User space proxy mode
The kube-proxy component in the user space proxy mode acts like a real proxy. First, kube-proxy will listen on a random port on the node as a proxy port for a particular service. Any inbound connection to the proxy port will be forwarded to the service's backend pods. When kube-proxy needs to decide which backend pod to send requests to, it takes the SessionAffinity setting of the service into account. Secondly, kube-proxy will install iptables rules to forward any traffic whose destination is the target service (virtual IP) to the proxy port, which proxies the backend port. The following diagram from the Kubernetes documentation illustrates this well:
By default, kube-proxy in user space mode uses a round-robin algorithm to choose which backend pod to forward the requests to. The downside of this mode is obvious. The traffic forwarding is done in the user space. This means that packets are marshaled into the user space and then marshaled back to the kernel space on every trip through the proxy. The solution is not ideal from a performance perspective.
iptables proxy mode
The kube-proxy component in the iptables proxy mode offloads the forwarding traffic job to netfilter using iptables rules. kube-proxy in the iptables proxy mode is only responsible for maintaining and updating the iptables rules. Any traffic targeted to the service IP will be forwarded to the backend pods by netfilter, based on the iptables rules managed by kube-proxy. The following diagram from the Kubernetes documentation illustrates this:
Compared to the user space proxy mode, the advantage of the iptables mode is obvious. The traffic will no longer go through the kernel space to the user space and then back to the kernel space. Instead, it will be forwarded in the kernel space directly.

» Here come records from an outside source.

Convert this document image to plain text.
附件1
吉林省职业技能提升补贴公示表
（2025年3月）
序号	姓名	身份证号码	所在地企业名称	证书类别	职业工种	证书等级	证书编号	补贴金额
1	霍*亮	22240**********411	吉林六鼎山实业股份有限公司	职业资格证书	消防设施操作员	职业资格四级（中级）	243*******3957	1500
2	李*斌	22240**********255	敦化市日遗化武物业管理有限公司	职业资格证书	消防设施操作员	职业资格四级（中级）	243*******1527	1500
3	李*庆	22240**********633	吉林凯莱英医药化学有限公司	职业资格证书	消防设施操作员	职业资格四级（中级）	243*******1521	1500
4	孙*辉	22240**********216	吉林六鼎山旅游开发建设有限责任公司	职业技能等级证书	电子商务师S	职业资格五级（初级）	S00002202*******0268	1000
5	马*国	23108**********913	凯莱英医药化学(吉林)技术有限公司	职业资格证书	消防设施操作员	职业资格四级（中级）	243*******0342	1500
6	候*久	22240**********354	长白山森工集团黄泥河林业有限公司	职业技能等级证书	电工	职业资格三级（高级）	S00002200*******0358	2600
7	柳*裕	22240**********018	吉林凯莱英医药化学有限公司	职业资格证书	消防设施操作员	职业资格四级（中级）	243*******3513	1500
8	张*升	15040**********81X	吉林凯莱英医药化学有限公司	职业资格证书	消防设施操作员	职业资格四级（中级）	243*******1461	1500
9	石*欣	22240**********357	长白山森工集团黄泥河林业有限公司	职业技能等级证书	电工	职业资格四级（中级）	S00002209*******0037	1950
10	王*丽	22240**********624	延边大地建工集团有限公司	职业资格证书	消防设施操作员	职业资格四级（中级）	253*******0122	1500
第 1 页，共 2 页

The overhead is much lower. The disadvantage of this mode is the error handling required. For a case where kube-proxy runs in the iptables proxy mode, if the first selected pod does not respond, the connection will fail. While in the user space mode, however, kube-proxy would detect that the connection to the first pod had failed and then automatically retry with a different backend pod.
IPVS proxy mode
The kube-proxy component in the IP Virtual Server (IPVS) proxy mode manages and leverages the IPVS rule to forward the targeted service traffic to the backend pods. Just as with iptables rules, IPVS rules also work in the kernel. IPVS is built on top of netfilter. It implements transport-layer load balancing as part of the Linux kernel, incorporated into Linux Virtual Server (LVS). LVS runs on a host and acts as a load balancer in front of a cluster of real servers, and any Transmission Control Protocol (TCP)- or User Datagram Protocol (UDP)-based traffic to the IPVS service will be forwarded to the real servers. This makes the IPVS service of the real servers appear as virtual services on a single IP address. IPVS is a perfect match with the Kubernetes service. The following diagram from the Kubernetes documentation illustrates this:
Compared to the iptables proxy mode, both IPVS rules and iptables rules work in the kernel space. However, iptables rules are evaluated sequentially for each incoming packet. The more rules there are, the longer the process. The IPVS implementation is different from iptables: it uses a hash table managed by the kernel to store the destination of a packet so that it has lower latency and faster rules synchronization than iptables rules. IPVS mode also provides more options for load balancing. The only limitation for using IPVS mode is that you must have IPVS Linux available on the node for kube-proxy to consume.